Statue in Washington, D.C., U.S.

The James Cardinal Gibbons Memorial Statue is a public artwork by Leo Lentelli, located at the Shrine of the Sacred Heart, 16th Street and Park Road Northwest, Washington, D.C., United States.

The James Cardinal Gibbons Memorial Statue was originally surveyed as part of the Smithsonian's Save Outdoor Sculpture! survey in 1993. It was listed with the National Register of Historic Places in 2007.

==Description==
It is a bronze figure of James Gibbons seated, wearing cardinal's robes. In his proper left hand he holds a cross which hangs from his neck. His proper right hand is raised as if giving a blessing. The base, which is made of granite and stands at a height of 8 ft. and width of 10 ft., and weighs 2,500 pounds, has a relief of a shield topped with an ecclesiastical hat called a galero. The shield has the coat of arms of the Roman Catholic Archdiocese of Baltimore on the left, joined with the Cardinal's personal coat of arms on the right. Around the shield are rows of tassels that represent the ranks of clergy. In this case, 15 rows indicate Gibbons' rank as Cardinal.

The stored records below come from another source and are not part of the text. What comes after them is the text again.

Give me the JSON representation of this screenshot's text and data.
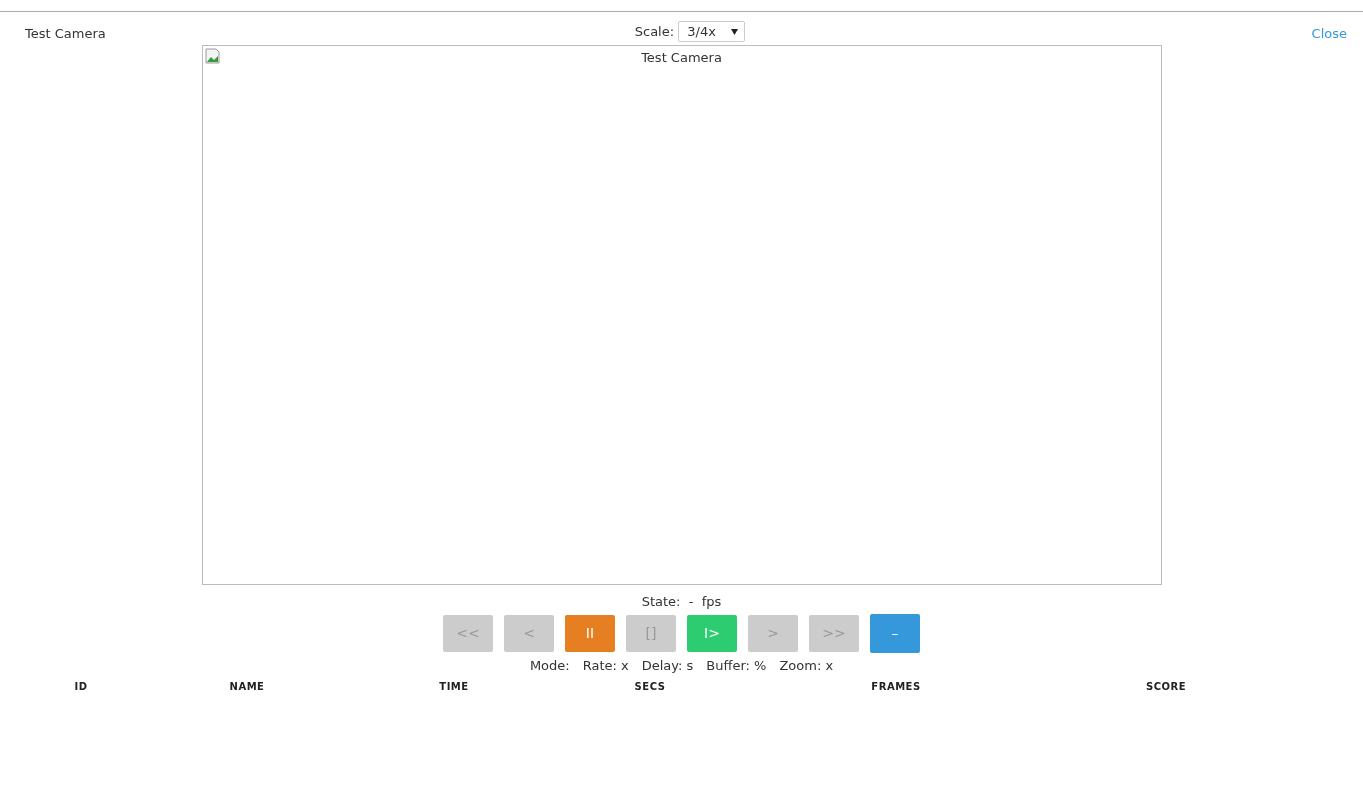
{
  "header": {
    "title": "Test Camera",
    "scale_label": "Scale:",
    "scale_value": "3/4x",
    "close": "Close"
  },
  "stream": {
    "alt_text": "Test Camera"
  },
  "status": {
    "state_label": "State:",
    "state_value": "-",
    "fps": "fps"
  },
  "controls": [
    {
      "label": "<<",
      "disabled": true,
      "color": "#cccccc"
    },
    {
      "label": "<",
      "disabled": true,
      "color": "#cccccc"
    },
    {
      "label": "II",
      "disabled": false,
      "color": "#e67e22"
    },
    {
      "label": "[]",
      "disabled": true,
      "color": "#cccccc"
    },
    {
      "label": "I>",
      "disabled": false,
      "color": "#2ecc71"
    },
    {
      "label": ">",
      "disabled": true,
      "color": "#cccccc"
    },
    {
      "label": ">>",
      "disabled": true,
      "color": "#cccccc"
    },
    {
      "label": "–",
      "disabled": false,
      "color": "#3498db"
    }
  ],
  "info": [
    "Mode:",
    "Rate: x",
    "Delay: s",
    "Buffer: %",
    "Zoom: x"
  ],
  "table": {
    "columns": [
      "ID",
      "NAME",
      "TIME",
      "SECS",
      "FRAMES",
      "SCORE"
    ]
  }
}
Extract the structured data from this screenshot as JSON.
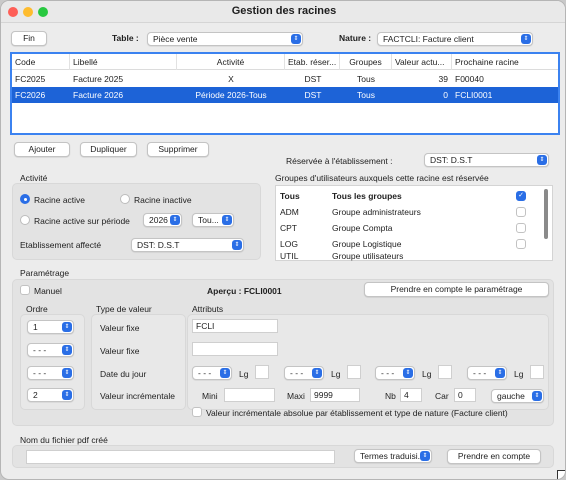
{
  "window": {
    "title": "Gestion des racines"
  },
  "toolbar": {
    "fin_label": "Fin",
    "table_label": "Table :",
    "table_value": "Pièce vente",
    "nature_label": "Nature :",
    "nature_value": "FACTCLI: Facture client"
  },
  "table": {
    "headers": [
      "Code",
      "Libellé",
      "Activité",
      "Etab. réser...",
      "Groupes",
      "Valeur actu...",
      "Prochaine racine"
    ],
    "rows": [
      [
        "FC2025",
        "Facture 2025",
        "X",
        "DST",
        "Tous",
        "39",
        "F00040"
      ],
      [
        "FC2026",
        "Facture 2026",
        "Période 2026-Tous",
        "DST",
        "Tous",
        "0",
        "FCLI0001"
      ]
    ],
    "selected_row": 1
  },
  "actions": {
    "ajouter": "Ajouter",
    "dupliquer": "Dupliquer",
    "supprimer": "Supprimer"
  },
  "reserve": {
    "label": "Réservée à l'établissement :",
    "value": "DST: D.S.T"
  },
  "activite": {
    "title": "Activité",
    "racine_active": "Racine active",
    "racine_inactive": "Racine inactive",
    "racine_active_periode": "Racine active sur période",
    "year": "2026",
    "period_scope": "Tou...",
    "selected": "Racine active",
    "etab_label": "Etablissement affecté",
    "etab_value": "DST: D.S.T"
  },
  "groupes": {
    "label": "Groupes d'utilisateurs auxquels cette racine est réservée",
    "rows": [
      {
        "code": "Tous",
        "name": "Tous les groupes",
        "checked": true
      },
      {
        "code": "ADM",
        "name": "Groupe administrateurs",
        "checked": false
      },
      {
        "code": "CPT",
        "name": "Groupe Compta",
        "checked": false
      },
      {
        "code": "LOG",
        "name": "Groupe Logistique",
        "checked": false
      },
      {
        "code": "UTIL",
        "name": "Groupe utilisateurs",
        "checked": false
      }
    ]
  },
  "parametrage": {
    "title": "Paramétrage",
    "manuel": "Manuel",
    "apercu_label": "Aperçu : FCLI0001",
    "prendre_param": "Prendre en compte le paramétrage",
    "ordre_label": "Ordre",
    "type_label": "Type de valeur",
    "attributs_label": "Attributs",
    "ordres": [
      "1",
      "- - -",
      "- - -",
      "2"
    ],
    "types": [
      "Valeur fixe",
      "Valeur fixe",
      "Date du jour",
      "Valeur incrémentale"
    ],
    "fixe_value": "FCLI",
    "dash": "- - -",
    "lg": "Lg",
    "mini_label": "Mini",
    "maxi_label": "Maxi",
    "maxi_value": "9999",
    "nb_label": "Nb",
    "nb_value": "4",
    "car_label": "Car",
    "car_value": "0",
    "align_value": "gauche",
    "increment_label": "Valeur incrémentale absolue par établissement et type de nature (Facture client)"
  },
  "pdf": {
    "label": "Nom du fichier pdf créé",
    "termes": "Termes traduisi...",
    "prendre": "Prendre en compte"
  }
}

The front of the base displays:

JAMES
CARDINAL
GIBBONS
MDCCCXXXIV
MCMXXI

The rear of the base displays:

ERECTED BY
THE KNIGHTS
OF COLUMBUS
MCMXXXII

On the left side of the base is the artist's name and the founder's mark:

LEO LENTELLI Sc.
1932 ROMAN BRONZE WORKS N.Y.

==Acquisition==

The James Cardinal Gibbons Memorial Statue was authorized by Congress and President Calvin Coolidge on April 23, 1928. The piece was commissioned by the Knights of Columbus and cost, at no expense to the United States, $35,998. The piece was unveiled on August 14, 1932. John F. Connelly attended the dedication ceremony.

==Information==

The sculpture was installed to coincide with the Knights of Columbus' 50th anniversary. They chose to dedicate a sculpture on behalf of Gibbons because of his "preeminence as a great American." The sculpture was created in Lentelli's New York studio.

On February 22, 2007, the Gibbons Memorial was declared a Washington, D.C., historic site. On October 11, 2007, it was added to the National Register of Historic Places.